Disclaimer: I’m not a video expert, so this tutorial may be entirely wrong. It reflects only my understanding of what I’ve learned so far about editing video files.
Note: I had intended to write a series of tutorials while I dealt with some menial task for a video project, but those tasks turned out to be easier than expected. So I’m not sure how many more of these entries I’ll write.
There are a lot of places on the Interwebs where you can find out about video resolutions and the first two links provided by Google are good places to start.
Assuming you can get through all the jargon that gets thrown around.
Here’s the thing you should come away with in learning about video resolution: there are many ways to describe the same thing.
Let’s begin with aspect ratio, the width of an image divided by its height. Long ago and far away when televisions started inching their way into American homes, film studios combated the perceived threat of the medium by expanding the size of the theater screen. As a result, films have an aspect ratio of 16:9, while TV has an aspect ratio of 4:3. That’s the simple history of aspect ratios.
Now comes the hard part.
4:3 and 16:9 can be expressed as a lot of other numbers — 0.9091, 1.2121, 1.333, 320×240, 640×480, 720×480, 1280×720, 1980×1080. By means confusing and technical, all these numbers represent the various ways video is displayed in 4:3 and 16:9, despite the fact some of these numbers don’t even express that proportion.
It has to do, in part, with scan lines.
The About.com article describes it best:
A television or recorded video image is basically made up of scan lines. Unlike film, in which the whole image is projected on a screen at once, a video image is composed of rapidly scanning lines across a screen starting at the top of the screen and moving to bottom.
Even though the image you see on the screen may be 4:3, the video resolution expresses the degree of granularity within that 4:3 aspect ratio.

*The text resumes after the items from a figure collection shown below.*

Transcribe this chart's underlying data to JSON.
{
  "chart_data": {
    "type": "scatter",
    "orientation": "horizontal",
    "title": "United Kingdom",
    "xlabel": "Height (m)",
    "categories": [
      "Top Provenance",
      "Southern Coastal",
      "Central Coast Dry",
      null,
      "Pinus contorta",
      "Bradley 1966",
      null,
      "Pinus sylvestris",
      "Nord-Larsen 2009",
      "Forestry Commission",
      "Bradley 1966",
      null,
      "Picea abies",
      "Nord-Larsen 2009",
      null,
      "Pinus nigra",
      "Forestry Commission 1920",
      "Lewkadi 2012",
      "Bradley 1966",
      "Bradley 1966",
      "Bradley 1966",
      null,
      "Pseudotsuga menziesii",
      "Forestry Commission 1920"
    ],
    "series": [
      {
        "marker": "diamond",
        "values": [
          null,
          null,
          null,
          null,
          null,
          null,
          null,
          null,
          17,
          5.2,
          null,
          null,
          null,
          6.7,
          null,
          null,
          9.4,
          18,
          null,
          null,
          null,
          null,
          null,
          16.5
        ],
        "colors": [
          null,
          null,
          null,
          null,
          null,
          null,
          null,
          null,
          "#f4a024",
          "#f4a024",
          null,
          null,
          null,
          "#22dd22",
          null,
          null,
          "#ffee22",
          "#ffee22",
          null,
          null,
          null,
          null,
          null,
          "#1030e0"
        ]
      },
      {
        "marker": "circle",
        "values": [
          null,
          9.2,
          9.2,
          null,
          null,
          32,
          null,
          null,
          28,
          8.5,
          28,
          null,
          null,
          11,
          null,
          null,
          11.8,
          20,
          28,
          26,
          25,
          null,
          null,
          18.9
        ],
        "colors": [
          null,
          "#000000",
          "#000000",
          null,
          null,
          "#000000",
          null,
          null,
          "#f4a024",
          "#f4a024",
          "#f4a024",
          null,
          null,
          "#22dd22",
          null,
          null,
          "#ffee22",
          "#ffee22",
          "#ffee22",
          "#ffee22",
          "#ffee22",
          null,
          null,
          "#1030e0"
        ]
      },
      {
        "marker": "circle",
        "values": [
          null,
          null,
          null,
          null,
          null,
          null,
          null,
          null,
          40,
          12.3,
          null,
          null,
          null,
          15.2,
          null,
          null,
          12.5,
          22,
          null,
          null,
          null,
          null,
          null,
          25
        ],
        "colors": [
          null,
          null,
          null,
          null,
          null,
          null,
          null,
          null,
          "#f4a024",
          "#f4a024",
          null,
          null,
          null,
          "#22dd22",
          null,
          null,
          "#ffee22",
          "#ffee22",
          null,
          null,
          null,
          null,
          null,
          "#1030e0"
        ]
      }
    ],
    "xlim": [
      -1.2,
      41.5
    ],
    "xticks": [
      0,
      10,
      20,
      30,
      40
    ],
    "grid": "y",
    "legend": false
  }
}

A 640×480 resolution has a 4:3 aspect ratio. 640 / 480 = 1.333. A 720×480 resolution also has a 4:3 aspect ratio. 720 / 480 = 1.5.
What? 1.333 is not the same as 1.5.
All right, let’s talk about standards. Different regions of the world have set specifications by which video makers and manufactures must abide. In North America, there’s NTSC. In Europe and Asia, there’s PAL. And there’s also SECAM, wherever that’s used. Each specification states how many scan lines can be used in video equipment.
That explains why the 480 doesn’t change between 640 and 720 — the specification deems it so.
What’s the deal with the 640 and 720, then?
Scan lines deal with vertical resolution, but each line contains a number of dots — that is, pixels — that get fired up anytime that scanning beam of light hits it. The more lines and the more dots you have, the sharper the picture becomes.
Throwing all these numbers around won’t mean a thing without seeing just how messing with them affects your picture. Ever hear of letterboxing? It’s those black bars that show up on the top and bottom of your screen if you try to watch a 16:9 film image on a 4:3 TV set. If you tried to watch a 4:3 image on a 16:9 screen, the black bars would show up on sides.
Try to fill the entire space with the image, and it gets distorted. The narrow picture on a widescreen gets stretched, while a wide image on a narrow screen gets squished. Take out the distortion, and the image gets clipped.
In the audio world, it’s best to cut than to boost, and that still applies to video as well. Analog images look terrible on high definition screens because of the differences in scan lines — the 480 vertical lines of an analog signal can’t possible fill all 720 lines of a hi-def screen. It’s like transcoding a 128kbps MP3 to 192kbps — it’s still going to sound like a 128kbps MP3.
So if you want to watch a video shot at 320×480 on a DVD player, you cannot help but have a fuzzy picture. And if you transcode a high definition video to standard definition — no, I’m not even going to get into what those terms mean — then try to upload to a site that supports high definition, you get a letterboxing double whammy.
Combine these concepts with the lesson about codecs, and … well crap, my brain just shut down trying to keep all of it together.
And there’s still much more to learn.